My deep, personal hope is that a fierce summer rain will clear the Kotel plaza come Wednesday morning, and all the Orthodox Jews who would normally be provoked by this planned display of outward faith would rush to their neighborhood shuls and leave the entire Kotel to the visiting team for a couple of hours. They’ll pray, sing Hallel, maybe pray Musaf (do Reform people believe in Musaf?), and finally blow their shofars to their hearts’ content.
Ah, but if Jews had the ability to ignore religious provocation when they saw one, we’d still have the Second Temple, if not the First. So what will inevitably happen instead is some kind of brouhaha, strife, yelling, cursing, cameras snapping, the works. Soon after, the Internet will be packed with Der Stürmer style images of Jews with hooked noses and bushy beards shaking their scrawny fingers at the ladies “whose only sin” is that they wanted to pray to God in a public place, as approved by an entire bench of Supreme Court Justices.

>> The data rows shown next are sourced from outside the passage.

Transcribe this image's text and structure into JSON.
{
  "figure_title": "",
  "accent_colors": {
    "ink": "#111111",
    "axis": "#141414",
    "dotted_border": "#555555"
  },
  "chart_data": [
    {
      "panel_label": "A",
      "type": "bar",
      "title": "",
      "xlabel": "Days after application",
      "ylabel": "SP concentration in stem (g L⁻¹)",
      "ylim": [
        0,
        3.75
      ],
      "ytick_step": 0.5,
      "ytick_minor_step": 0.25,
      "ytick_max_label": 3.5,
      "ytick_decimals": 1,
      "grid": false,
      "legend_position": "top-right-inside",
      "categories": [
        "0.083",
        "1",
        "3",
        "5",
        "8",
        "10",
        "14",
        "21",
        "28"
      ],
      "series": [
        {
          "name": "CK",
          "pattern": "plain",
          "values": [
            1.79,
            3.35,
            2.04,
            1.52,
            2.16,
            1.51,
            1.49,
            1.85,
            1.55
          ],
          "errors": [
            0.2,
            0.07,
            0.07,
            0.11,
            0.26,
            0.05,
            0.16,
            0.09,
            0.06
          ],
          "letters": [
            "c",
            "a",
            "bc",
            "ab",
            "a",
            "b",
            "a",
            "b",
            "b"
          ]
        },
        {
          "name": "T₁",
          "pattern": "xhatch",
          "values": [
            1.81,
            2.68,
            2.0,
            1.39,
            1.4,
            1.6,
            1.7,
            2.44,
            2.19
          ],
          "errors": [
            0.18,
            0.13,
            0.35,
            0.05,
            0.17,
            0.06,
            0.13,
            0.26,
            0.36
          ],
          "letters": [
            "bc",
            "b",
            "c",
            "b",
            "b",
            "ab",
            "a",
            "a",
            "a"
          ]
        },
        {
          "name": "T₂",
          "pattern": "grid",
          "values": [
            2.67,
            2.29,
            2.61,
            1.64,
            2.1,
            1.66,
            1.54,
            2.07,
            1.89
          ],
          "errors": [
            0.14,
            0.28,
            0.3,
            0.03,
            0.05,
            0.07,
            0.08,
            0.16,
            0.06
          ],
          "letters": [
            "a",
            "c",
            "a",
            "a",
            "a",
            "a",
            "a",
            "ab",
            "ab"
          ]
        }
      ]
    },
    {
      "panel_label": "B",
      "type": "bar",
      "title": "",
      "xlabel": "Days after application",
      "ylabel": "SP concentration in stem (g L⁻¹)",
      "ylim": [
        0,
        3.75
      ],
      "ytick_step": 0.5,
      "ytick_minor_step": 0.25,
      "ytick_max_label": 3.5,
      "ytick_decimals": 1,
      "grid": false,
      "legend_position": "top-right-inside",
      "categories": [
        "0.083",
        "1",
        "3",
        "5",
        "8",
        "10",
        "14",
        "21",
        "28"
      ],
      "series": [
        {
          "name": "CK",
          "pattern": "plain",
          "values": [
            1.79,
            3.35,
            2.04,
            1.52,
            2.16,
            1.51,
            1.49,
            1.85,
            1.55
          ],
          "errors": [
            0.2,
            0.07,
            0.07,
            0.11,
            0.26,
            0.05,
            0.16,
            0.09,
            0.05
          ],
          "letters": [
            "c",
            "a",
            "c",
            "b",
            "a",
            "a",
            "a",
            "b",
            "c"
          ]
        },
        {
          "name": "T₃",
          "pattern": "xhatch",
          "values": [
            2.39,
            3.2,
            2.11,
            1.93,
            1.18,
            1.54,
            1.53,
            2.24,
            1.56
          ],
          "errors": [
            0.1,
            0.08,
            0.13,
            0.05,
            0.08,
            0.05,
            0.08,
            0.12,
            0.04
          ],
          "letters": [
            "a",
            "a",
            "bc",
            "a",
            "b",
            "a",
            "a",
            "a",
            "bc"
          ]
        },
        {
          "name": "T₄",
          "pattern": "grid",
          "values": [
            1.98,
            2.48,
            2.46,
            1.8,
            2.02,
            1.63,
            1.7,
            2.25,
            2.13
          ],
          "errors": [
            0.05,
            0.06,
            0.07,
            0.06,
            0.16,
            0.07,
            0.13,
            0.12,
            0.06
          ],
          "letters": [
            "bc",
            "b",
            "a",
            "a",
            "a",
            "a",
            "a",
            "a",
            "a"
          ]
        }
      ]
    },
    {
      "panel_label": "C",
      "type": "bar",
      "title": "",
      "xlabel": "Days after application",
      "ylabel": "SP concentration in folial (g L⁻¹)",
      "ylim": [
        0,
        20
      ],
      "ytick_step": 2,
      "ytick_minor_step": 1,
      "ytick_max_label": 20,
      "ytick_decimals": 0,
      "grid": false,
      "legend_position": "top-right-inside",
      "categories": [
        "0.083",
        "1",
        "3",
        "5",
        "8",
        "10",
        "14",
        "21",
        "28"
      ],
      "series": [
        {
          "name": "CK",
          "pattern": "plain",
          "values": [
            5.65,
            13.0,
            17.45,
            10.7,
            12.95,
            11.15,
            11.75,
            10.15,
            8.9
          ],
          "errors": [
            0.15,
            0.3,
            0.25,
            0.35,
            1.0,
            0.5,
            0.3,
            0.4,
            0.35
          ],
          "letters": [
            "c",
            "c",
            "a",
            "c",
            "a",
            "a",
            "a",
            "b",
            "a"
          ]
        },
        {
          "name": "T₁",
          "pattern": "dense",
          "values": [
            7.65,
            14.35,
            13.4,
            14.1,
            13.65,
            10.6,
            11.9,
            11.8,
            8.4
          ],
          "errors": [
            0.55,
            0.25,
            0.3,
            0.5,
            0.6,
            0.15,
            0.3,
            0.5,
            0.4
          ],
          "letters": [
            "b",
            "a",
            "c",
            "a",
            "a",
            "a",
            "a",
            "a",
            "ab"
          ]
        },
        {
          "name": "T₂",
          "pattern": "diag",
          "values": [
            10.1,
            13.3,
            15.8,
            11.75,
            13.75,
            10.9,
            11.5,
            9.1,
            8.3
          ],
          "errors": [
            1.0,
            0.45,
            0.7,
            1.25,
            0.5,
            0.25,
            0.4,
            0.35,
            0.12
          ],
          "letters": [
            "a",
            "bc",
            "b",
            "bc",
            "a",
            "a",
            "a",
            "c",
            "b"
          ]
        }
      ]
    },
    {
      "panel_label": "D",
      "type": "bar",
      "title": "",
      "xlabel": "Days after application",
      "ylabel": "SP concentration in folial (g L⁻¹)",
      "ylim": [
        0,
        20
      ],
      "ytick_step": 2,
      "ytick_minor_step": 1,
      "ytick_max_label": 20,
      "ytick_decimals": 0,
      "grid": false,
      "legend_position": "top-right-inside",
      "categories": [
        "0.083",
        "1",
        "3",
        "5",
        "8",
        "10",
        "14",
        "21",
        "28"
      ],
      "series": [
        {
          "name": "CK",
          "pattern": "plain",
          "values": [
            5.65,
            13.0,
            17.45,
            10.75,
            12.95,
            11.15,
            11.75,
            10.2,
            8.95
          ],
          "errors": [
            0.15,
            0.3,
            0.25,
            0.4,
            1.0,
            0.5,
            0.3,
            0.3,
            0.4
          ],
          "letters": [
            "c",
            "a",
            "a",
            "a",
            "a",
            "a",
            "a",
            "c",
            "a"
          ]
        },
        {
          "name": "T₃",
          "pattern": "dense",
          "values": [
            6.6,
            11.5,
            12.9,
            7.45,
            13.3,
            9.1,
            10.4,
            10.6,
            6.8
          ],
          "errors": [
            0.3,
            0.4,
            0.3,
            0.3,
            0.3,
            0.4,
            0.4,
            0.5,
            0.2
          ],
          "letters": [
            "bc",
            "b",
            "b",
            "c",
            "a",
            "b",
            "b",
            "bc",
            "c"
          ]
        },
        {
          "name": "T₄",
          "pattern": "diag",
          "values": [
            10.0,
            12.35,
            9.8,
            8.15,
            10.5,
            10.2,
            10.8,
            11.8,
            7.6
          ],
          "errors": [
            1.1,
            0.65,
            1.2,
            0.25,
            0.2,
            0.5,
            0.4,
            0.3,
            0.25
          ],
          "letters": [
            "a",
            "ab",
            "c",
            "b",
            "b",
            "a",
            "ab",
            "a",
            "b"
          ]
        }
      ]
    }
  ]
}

Also, as stressed by Ynet, that renowned observer of tolerance and equality, “Several MKs from Meretz and the Zionist Union are expected to arrive at the Western Wall in order to strengthen the members of the liberal streams of Judaism.”
When did folks who disobey 2,000 years of rabbinic teaching become “liberal streams?” When did the old-time Communists of Meretz and the Bolsheviks’ children at Labor (which is so ashamed of its Moscow roots it removed the word Labor from its official title) – when did those thugs become the friends of “liberal streams?’ What’s the possible connection between religious, mostly American Jews, albeit Reform and Conservative, with the Socialist sworn enemies of religion?
It all becomes clear when you read the emotional Rosh Chodesh message of Gilad Kariv, Executive Director of the Israel Movement for Reform and Progressive Judaism: “Once the government abandons the path of compromise, we return to act for the realization of our way of praying as we did at the Western Wall. Blame for the escalation of the situation and the tension lies entirely with the prime minister, who lacked the required leadership to implement his government’s decision.”
That, friends, is his religion, that’s his livelihood: don’t blame us if there’s going to be a huge explosion next Wednesday, it ain’t our fault, it’s all the fault of Netanyahu. All we do is aggravate the easily provoked Orthodox Jews, and if that’s not enough – hey, we just took that shofar blowing workshop. With a sax player. He’s really good.
And Yizhar Hess, Executive Director and CEO of the Conservative Judaism movement, pointed out that the Netanyahu government “caused the biggest crisis Israel ever faced with Diaspora Jewry.”
Hordes of Nazis are marching in Charlottesville, crying Death to the Jew; gay Jews aren’t allowed to wear a star of David at a march in Chicago; Jewish students are accosted in campuses across America – what a perfect moment in history to forge an alienation between Israel and US Jews. For the sake of fundraising, which surely would soar if all the hooked-nosed Jews perform their part in this passion play diligently on Wednesday, people like Anat Hoffman, Gilad Kariv, and Yizhar Hess are prepared to make the rift this much deeper.
The acronym Elul in Hebrew stands for “Ani l’dodi v’dodi li” – I am for my lover and my lover is for me. Traditionally we take it to describe the love between us and God, but it works with our fellow Jews, too. Indeed, it appears that one option is bound to fail miserably yet again without the other.
Have a good strife, everyone, and a happy new year.